The strength of our approach lies in the combination of gene expression profiling for identification of candidate genes with computational prediction of functional endogenous proximal promoters. These are expected to contain evolutionarily conserved optimal combinations of and spacings between TFBSs. This represents a major advantage over recent efforts that aim at tailoring gene expression using genetic engineering of synthetic promoters.25,39,40 Although these studies have demonstrated encouraging results for modulating transgene expression in prokaryotes, the extrapolation to eukaryotic transcriptional regulation by modules proves far more complex and the screening of hundreds of randomly assembled synthetic promoters is laborious and time-consuming. Still, the identified over-represented TFBS and their distance constraints might be useful for guiding the rational design of a synthetic promoter. For example, it was demonstrated for RA gene therapy that a synthetic promoter consisting of six tandem repeats of NF-κB consensus sites drives efficacious41 expression of anti-TNFα. The functionality of this promoter might be explained by the fact that the construct consists of a TFBS that is over-represented in inflammation-induced genes and positioned within the evolutionary conserved −170/−50 region upstream of the TSS.

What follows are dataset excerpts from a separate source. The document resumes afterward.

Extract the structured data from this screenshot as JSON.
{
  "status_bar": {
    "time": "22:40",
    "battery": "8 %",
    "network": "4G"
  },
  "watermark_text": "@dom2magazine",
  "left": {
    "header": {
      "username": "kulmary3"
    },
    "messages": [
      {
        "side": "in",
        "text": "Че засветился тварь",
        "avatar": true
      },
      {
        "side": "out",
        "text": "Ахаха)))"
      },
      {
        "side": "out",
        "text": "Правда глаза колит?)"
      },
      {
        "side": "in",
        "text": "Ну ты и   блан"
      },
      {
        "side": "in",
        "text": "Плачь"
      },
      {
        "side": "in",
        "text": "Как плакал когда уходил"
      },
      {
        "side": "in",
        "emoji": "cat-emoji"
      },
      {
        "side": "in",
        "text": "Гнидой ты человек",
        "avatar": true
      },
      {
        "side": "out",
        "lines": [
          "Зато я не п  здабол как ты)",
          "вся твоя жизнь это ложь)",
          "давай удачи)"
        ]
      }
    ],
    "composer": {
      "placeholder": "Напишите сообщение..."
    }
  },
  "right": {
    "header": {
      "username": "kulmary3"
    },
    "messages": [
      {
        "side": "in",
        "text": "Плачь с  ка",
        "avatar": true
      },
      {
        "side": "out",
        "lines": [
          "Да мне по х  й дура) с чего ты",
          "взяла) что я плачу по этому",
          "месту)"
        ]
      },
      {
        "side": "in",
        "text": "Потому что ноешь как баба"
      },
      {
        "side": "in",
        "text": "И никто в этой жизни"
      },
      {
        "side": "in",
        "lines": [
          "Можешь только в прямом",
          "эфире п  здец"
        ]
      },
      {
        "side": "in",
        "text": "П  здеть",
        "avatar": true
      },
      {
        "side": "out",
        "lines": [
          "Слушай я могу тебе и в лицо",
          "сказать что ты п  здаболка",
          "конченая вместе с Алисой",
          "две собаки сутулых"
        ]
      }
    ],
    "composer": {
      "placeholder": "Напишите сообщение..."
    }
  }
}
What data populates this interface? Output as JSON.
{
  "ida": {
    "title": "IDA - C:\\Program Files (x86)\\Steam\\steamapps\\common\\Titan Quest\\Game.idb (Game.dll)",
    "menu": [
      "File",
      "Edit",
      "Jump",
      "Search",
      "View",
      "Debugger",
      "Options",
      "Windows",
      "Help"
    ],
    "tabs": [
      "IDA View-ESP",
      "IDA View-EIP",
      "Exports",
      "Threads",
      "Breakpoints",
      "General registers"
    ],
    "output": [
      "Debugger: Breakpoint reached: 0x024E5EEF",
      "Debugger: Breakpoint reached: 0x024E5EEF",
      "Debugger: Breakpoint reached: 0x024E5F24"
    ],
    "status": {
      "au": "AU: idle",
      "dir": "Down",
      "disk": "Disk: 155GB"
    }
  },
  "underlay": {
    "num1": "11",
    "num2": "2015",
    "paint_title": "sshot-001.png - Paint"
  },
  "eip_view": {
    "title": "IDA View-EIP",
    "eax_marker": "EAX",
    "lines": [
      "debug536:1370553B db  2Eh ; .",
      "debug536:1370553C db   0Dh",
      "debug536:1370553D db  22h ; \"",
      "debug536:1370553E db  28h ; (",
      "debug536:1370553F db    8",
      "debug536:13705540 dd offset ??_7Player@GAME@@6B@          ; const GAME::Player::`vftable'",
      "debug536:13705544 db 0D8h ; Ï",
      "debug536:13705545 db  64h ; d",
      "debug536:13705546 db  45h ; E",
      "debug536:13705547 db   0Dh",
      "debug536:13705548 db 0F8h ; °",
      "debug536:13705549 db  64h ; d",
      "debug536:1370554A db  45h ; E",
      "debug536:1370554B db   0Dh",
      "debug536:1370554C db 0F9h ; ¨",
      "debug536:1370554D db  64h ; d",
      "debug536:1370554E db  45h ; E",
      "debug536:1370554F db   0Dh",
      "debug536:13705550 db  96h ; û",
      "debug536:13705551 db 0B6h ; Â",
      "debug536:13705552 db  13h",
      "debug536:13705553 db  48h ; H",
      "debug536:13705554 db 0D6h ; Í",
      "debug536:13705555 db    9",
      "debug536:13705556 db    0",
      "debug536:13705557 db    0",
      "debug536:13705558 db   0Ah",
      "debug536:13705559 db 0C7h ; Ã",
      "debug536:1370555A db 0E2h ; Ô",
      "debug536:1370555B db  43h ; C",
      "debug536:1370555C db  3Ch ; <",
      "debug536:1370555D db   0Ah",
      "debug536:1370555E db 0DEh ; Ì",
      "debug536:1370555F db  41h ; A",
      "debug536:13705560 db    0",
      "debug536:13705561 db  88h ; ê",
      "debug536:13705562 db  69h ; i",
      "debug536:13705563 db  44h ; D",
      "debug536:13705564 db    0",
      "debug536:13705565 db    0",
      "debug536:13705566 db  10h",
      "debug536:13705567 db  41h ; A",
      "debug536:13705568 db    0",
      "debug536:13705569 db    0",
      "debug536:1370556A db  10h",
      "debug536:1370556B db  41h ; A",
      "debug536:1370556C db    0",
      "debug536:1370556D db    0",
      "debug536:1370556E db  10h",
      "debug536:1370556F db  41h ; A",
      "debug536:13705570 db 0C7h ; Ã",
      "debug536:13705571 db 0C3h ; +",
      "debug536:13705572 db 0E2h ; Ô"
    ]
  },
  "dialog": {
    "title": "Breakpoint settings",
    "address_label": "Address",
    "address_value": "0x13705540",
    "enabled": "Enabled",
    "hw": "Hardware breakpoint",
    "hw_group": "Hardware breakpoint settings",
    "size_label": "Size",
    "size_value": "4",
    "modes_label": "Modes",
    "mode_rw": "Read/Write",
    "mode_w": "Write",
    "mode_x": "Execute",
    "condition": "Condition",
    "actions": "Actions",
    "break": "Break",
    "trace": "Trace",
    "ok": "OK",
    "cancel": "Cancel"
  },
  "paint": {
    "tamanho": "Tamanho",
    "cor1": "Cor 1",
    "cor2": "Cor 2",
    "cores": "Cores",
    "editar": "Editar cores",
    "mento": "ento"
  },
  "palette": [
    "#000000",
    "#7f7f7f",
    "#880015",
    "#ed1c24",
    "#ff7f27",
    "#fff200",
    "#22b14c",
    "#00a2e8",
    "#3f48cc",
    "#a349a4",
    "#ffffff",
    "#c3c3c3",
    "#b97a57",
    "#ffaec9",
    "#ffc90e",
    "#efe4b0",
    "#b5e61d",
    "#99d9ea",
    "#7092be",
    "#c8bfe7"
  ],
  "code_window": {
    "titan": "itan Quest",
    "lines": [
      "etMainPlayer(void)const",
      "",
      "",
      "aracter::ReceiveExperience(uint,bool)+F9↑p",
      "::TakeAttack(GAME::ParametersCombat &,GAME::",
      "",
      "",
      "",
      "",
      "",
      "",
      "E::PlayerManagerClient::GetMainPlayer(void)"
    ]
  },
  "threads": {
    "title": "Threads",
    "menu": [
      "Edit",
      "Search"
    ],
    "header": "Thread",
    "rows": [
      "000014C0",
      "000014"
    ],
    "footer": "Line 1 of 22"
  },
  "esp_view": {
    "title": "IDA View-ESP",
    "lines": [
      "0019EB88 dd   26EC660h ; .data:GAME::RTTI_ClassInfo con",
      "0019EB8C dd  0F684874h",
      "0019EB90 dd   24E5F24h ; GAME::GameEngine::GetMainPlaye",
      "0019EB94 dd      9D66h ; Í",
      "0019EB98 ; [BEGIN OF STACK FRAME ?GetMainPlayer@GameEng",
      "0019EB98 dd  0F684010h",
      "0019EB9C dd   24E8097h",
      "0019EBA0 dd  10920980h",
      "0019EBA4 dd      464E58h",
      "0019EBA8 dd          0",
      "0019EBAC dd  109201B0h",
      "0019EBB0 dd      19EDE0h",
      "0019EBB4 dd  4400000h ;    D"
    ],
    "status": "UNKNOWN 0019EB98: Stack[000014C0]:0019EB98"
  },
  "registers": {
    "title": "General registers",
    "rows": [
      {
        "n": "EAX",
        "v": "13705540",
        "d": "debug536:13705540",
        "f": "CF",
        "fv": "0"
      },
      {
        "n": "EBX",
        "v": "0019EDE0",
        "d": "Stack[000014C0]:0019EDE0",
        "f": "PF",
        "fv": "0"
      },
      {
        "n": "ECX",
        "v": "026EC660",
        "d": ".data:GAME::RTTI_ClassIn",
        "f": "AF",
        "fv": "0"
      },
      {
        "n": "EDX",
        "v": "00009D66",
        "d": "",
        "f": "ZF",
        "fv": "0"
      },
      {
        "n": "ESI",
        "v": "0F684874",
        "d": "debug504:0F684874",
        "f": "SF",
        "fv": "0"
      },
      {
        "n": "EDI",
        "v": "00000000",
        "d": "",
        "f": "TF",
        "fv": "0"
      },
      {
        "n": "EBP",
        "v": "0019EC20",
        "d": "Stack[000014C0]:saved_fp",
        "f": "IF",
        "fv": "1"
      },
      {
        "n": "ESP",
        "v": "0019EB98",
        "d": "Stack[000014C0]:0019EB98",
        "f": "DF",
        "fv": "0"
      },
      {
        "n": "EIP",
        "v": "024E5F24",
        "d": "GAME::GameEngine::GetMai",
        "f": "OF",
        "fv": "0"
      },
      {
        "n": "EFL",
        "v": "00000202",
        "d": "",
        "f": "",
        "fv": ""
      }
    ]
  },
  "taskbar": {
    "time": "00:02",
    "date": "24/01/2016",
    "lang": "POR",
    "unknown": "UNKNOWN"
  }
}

The pitfall of using Il1rn as a transgene lies in the fact that it needs to be present in at least 100-fold molar excess in order to block the effects of IL-1β on synoviocytes and chondrocytes.42 However, using Saa3-driven Il1rn expression, we obtained >50% inhibition of an CMV-driven, exaggerated, and nonphysiological amount of IL-1β. The relatively high transcriptional strength of the Saa3 proximal promoter has been demonstrated by Varley and co-workers.43 In their study, Saa3-driven luciferase expression exceeded that of the CMV promoter in response to cytokine-rich conditioned medium prepared from the culture supernatant of lipopolysaccharide-stimulated human peripheral blood monocytes. In combination with our computational analyses and verifications, the Saa3 promoter is the most appropriate endogenous promoter for transcriptionally targeted Il1rn gene therapy for arthritis.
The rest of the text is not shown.